Methos gave him a disgusted look.
"Do you
see any horns?" he asked, hands working at his coat.
"Not
yet," Mac grinned, then brought the katana up in a challenge. "We
need to have a little talk, my very old, and very sneaky, friend."
Methos gave
him a cautious look, draped his coat over a handy peg, and took out his
broadsword, meeting MacLeod's challenge. As the began
to spar, he asked, "What is it this time, MacLeod?"
"Oh,
just the matter of a couple of raw recruits coming out to my little retreat,
all unknowing, to find themselves a teacher." The sword edges rang
together, as master met master, parrying and retreating, falling back then
surging forward in a fluidly beautiful dance.
"I
freely admit it, MacLeod. I couldn't just let such a rare and unusual pair walk
blithely into the nearest naked sword, now, could I?" He rolled, coming up
just inside Mac's guard and opening a wicked slice along his ribs. Mac grunted
and twisted away, neatly knocking the broadsword back and parrying with a
stroke that nearly took Methos' arm from his shoulder. They grinned at one
another, took a deep breath, and dove in again.
"Besides,"
Methos continued, coming in for close work, face to face with Mac now and
fighting hard. "It was time for you to come out and join real life
again."
Mac pushed
him away, then turned into a move that locked their
hilts together between their bodies. "Why?"
Methos smiled
that imponderable, damned irritating smile at him, reached across their tangled
blades, and kissed him. Full, open, deep and wet.
Mac nearly
fell over, probably would have if not for the sheer physical arousal shooting
through his legs rooting him to the ground and the firm grip he and Methos had
on one another's swords. When the old man finally let him breathe again, he
opened his mouth, to repeat the question, as if it needed any clarification
after a kiss that curled every hair on his body. Before he could make his
tongue work well enough to form the word, he stiffened.
Oh, shit.
They were at it again.
His skin
tingled, beads of sweat breaking out on his forehead, fingertips tingling.

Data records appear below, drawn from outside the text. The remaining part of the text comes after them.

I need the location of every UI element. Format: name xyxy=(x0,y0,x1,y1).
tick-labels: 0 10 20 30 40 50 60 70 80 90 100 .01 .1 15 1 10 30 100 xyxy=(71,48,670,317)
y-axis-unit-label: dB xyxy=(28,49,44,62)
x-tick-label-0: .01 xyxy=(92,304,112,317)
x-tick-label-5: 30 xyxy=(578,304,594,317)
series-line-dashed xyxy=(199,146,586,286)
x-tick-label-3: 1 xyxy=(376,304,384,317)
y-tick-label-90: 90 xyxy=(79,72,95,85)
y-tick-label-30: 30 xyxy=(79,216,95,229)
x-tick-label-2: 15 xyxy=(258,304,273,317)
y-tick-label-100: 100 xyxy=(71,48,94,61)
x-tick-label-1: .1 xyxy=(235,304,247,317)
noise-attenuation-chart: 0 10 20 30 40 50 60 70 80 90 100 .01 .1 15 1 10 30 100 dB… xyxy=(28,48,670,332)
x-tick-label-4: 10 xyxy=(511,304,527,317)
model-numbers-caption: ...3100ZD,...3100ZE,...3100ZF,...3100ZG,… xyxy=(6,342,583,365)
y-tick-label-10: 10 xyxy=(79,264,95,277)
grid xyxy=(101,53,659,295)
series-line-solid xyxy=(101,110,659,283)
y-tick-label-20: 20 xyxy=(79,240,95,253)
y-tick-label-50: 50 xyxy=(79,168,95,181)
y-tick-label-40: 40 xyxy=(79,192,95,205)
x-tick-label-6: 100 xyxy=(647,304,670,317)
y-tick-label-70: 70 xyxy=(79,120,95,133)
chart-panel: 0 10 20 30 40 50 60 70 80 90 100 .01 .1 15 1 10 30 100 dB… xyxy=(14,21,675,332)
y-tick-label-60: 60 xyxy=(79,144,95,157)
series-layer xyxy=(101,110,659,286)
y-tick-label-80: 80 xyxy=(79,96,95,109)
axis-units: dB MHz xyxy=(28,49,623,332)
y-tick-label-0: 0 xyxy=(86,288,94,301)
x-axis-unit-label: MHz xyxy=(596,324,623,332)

Looking over at Methos, he saw the deep hazel eyes lose their focus and darken.
He couldn't help it, and the laughter started to roll out. Methos looked at
him, puzzled. He pushed his erection strongly into Methos' own firm flesh, and
was rewarded with an interested push back.
"So,
Methos," he asked with true curiosity, "how long have you been a
voyeur?"
Methos took a
deep breath, a second look, then a third, and broke into a grin. Laying his
sword aside, reaching for Mac's katana and doing the same, he brought Mac
close, and took a kiss from that tempting mouth. "Centuries, Highlander. Simply centuries."